Spinning method and apparatus
Abstract
A spinning method which makes it possible to control the pressing force of a roller tool with satisfactorily high responsiveness and have the roller tool press work following the contour of a forming die even if the die may have its radial length vary at a high speed relative to the angle of its rotation when making a product which is not circular in its cross section normal to the axis of rotation of the die, and an apparatus therefor.
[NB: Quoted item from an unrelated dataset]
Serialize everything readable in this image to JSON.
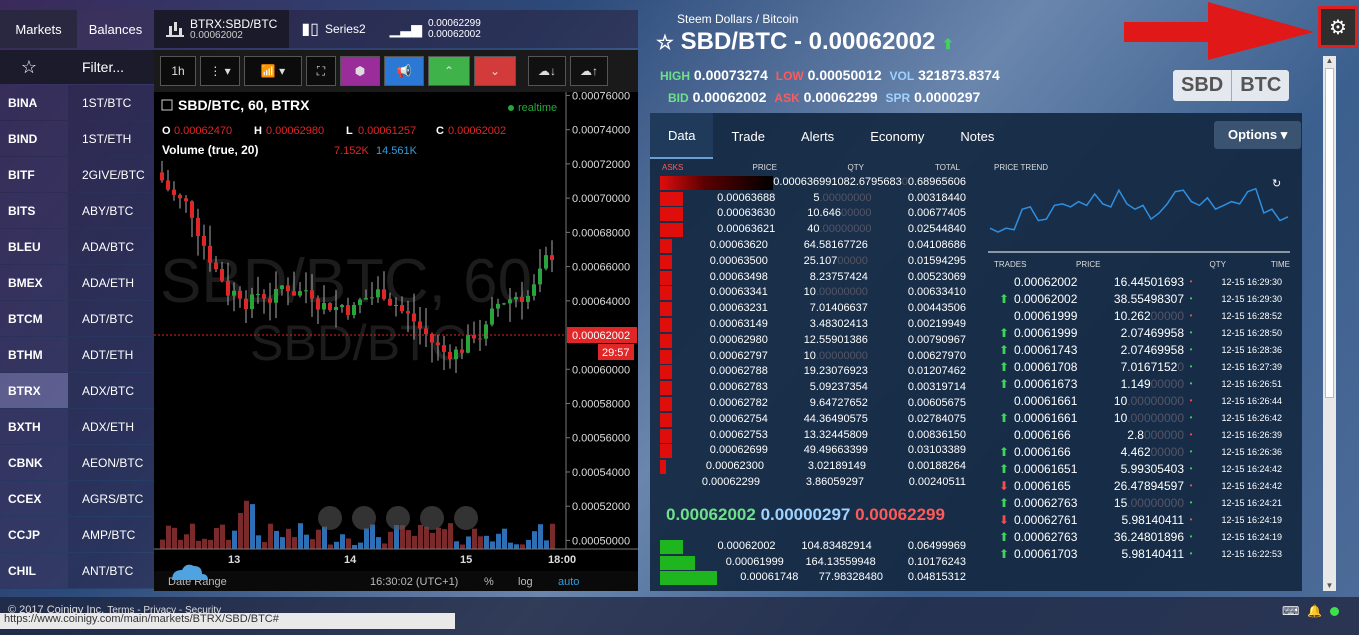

The roller tool is driven by at least two mutually crossing linear motors and the thrust to be generated by each linear motor is adjusted to control the feeding displacement of the roller tool and the pressing force of the roller tool against a piece of work.
Claims
exact text as granted — not AI-modified1. A spinning method of forming a sheet of work into a particular shape by pressing it against a rotating forming die by a roller tool, comprising:
driving the roller tool by at least two mutually crossing linear motors; and
adjusting thrust generated by each of the linear motors to control feeding displacement of the roller tool and a pressing force of the roller tool against the work to thereby enable the roller tool to follow any variation in contour of the die with high responsiveness.
2. A spinning method as set forth in claim 1 , wherein the feeding displacement of the roller tool is controlled by calculating the thrust to be generated by each linear motor for its position control in a feeding direction based on a deviation from a desired position of the roller tool of its actual position as determined from a signal from a displacement sensor detecting a displacement of the moving member of the linear motor and driving the linear motor so that it may generate a prescribed value of thrust as calculated.
3. A spinning method as set forth in claim 1 , wherein the pressing force of the roller tool is controlled by detecting a working force acting upon the roller tool by a force sensor installed thereon, calculating a component of the working force in its pressing direction from the working force as detected, calculating the thrust to be generated by each linear motor for its force control in the pressing direction based on a deviation of the component as calculated from a desired pressing force of the roller tool in its pressing direction as preset and driving the linear motor so that it may generate a prescribed value of thrust as calculated.
4. A spinning method as set forth in claim 1 , wherein the pressing force of the roller tool is controlled by calculating the thrust to be generated by each linear motor for its force control in its pressing direction based on a preset desired pressing force of the roller tool in its pressing direction and driving the linear motor so that it may generate a prescribed value of thrust as calculated.
5. A spinning method as set forth in claim 2 , wherein the pressing force of the roller tool is controlled by detecting a working force acting upon the roller tool by a force sensor installed thereon, calculating a component of the working force in its pressing direction from the working force as detected, calculating the thrust to be generated by each linear motor for its force control in the pressing direction based on a deviation of the component as calculated from a desired pressing force of the roller tool in its pressing direction as preset and driving the linear motor so that it may generate a prescribed value of thrust as calculated.
6. A spinning method as set forth in claim 2 , wherein the pressing force of the roller tool is controlled by calculating the thrust to be generated by each linear motor for its force control in its pressing direction based on a preset desired pressing force of the roller tool in its pressing direction and driving the linear motor so that it may generate a prescribed value of thrust as calculated.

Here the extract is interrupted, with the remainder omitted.